[ November 12, 2002 ]
Palindromic Primes stretching out until...
Jeff Heleen (email)
I have found 3 palprimes. I don't know if you have them
somewhere already on your site but here they are.
If you start with a central 1 and concatenate the
counting integers to either side (mirrorwise to the left), the palprimes occur at N = 31, 59 and 113,
all three N values are coincidentally prime !
1303928272...7654321234567...2728293031 = prime (105 digits)
9585756555...7654321234567...5556575859 = prime (217 digits)
311211111011...4321234...110111112113 = prime (417 461 digits)
My search went up to N = 999. I used Primo for the tests.
Who can extend this list with a few more terms ?
[ November 15, 2002 ]
Jean Claude Rosa wrote that the third number
had a wrong length indication 417 instead of 461.

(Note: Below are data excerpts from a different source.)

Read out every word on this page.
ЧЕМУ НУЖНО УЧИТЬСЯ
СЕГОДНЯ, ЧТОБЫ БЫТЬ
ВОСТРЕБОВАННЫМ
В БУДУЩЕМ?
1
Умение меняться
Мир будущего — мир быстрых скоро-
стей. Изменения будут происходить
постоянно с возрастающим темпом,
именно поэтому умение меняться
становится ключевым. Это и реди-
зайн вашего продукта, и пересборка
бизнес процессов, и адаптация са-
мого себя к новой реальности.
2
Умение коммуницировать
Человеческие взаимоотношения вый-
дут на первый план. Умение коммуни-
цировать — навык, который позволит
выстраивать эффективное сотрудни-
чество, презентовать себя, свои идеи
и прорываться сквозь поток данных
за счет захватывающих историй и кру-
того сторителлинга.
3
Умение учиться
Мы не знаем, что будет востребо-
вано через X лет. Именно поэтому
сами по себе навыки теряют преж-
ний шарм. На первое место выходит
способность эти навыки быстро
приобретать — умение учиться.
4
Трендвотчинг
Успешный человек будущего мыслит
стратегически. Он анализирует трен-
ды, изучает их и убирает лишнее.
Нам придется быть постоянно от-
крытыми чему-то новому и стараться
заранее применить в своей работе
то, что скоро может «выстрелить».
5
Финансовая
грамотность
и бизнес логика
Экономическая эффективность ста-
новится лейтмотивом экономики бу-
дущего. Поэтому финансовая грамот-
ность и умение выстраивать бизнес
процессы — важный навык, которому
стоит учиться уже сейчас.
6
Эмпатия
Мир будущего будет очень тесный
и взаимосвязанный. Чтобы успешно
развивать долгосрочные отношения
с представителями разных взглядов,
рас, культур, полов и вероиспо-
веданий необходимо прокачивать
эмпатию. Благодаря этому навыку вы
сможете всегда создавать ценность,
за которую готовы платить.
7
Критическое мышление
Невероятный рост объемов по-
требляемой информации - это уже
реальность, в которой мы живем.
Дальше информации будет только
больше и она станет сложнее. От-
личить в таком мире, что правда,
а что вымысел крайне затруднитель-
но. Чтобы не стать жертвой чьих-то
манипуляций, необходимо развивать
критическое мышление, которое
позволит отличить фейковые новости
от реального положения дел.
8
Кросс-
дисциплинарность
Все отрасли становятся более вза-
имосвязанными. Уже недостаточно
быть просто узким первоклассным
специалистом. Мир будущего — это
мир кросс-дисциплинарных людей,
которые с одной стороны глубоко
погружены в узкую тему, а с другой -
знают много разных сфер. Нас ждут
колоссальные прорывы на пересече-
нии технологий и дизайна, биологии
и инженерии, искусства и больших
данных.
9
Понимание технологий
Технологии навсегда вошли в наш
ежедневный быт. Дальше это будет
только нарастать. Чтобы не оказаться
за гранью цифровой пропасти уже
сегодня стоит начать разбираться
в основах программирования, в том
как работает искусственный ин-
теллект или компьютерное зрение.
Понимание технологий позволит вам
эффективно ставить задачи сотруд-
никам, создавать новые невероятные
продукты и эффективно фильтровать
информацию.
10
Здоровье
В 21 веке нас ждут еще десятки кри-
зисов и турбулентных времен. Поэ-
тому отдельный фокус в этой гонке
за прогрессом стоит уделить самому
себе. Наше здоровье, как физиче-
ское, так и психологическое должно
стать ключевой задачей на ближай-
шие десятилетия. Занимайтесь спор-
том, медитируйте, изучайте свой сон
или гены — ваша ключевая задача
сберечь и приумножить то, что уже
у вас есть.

"Soit P = n... ...32123... ...n avec 99 < n < 1000
pour avoir la longueur de P j'utilise la formule suivante :
longueur de P = 6 * n - 217
Si n = 113, longueur de P = 6 * 113 - 217 = 461."
[ November 17, 2002 ]
Jeff Heleen has another possible palprime for this plate.
For N = 1277 (a prime itself) shows promise. This would yield
a number with 8001 digits (assuming I have added correctly).
I shall not attempt to prove it prime at this time as it
would take far too much time.
PDG tested this candidate with PFGW [ July 13, 2004 ]
but to my surprise the outcome was that this number is composite !
In case I made a mistake perhaps someone would like
to confirm that this palindrome is not a probable prime ?
[ February 3, 2022 ]
I, Patrick De Geest, refreshed the above search but now
with the aid of a Pari/gp script. All it does is to make a list
of all the candidate palindrome primes into a file "Mirror.txt".
From there on that list is passed through to pfgw64 who tests
all those entries for probable-prime-ness. Here is my code.
{
x=[];y=[];
for(i=1,19999,
p=digits(i); x=concat(x,p); y=(Vecrev(x));
z=fromdigits(concat(y, x[2..length(x)])); ld=x[length(x)];
if((ld==1||ld==3||ld==7||ld==9), print(i," ",z); write("C:/pari/Mirror.txt", z));
);
}
pfgw64 "C:\pari\Mirror.txt"
In the Pfgw64 folder you'll find a log file (pfgw.log)
with all the 3-PRP!'s he found.
Note that the candidate with N = 9999 has 77777 digits !
The mirrorleft and right number N reached now 19999 (177,777 digits) [ March 18, 2022 ]
and still no fourth (probable) prime.
So, if there is a fourth companion N must be greater than
31 59 113 N > 19999
There is of course the similar case where we have as left part
the concatenations of the descending numbers (without reversing them)
or the Rsm series 13_12_11_10_9_8_7_6_5_4_3_2_1
followed on the right by the mirror image of the above Rsm section
13_12_11_10_9_8_7_6_5_4_3_2_1_2_3_4_5_6_7_8_9_01_11_21_31
{
x=[];y=[];
for(i=1,19999,
p=digits(i); x=concat(p,x); y=(Vecrev(x));
z=fromdigits(concat(x, y[2..length(y)])); ld=y[length(y)];
if((ld==1||ld==3||ld==7||ld==9), print(i," ",z); write("C:/pari/MirRev.txt", z));
);
}
pfgw64 "C:\pari\MirRev.txt"
Two primes popped up after a short run of the Pari/gp code.
[ 7372717069... ...12111098765432123456789011121... ...6907172737 ] with 273 digits
and
[ 130129128127 ... ...1110987654321234567890111... ...721821921031 ] with 563 digits
Let me now go throught the higher values and see if more primes shows up.
The mirrorright and left number N reached now 19999 (177,777 digits) [ May 8, 2022 ]
and still no third (probable) prime.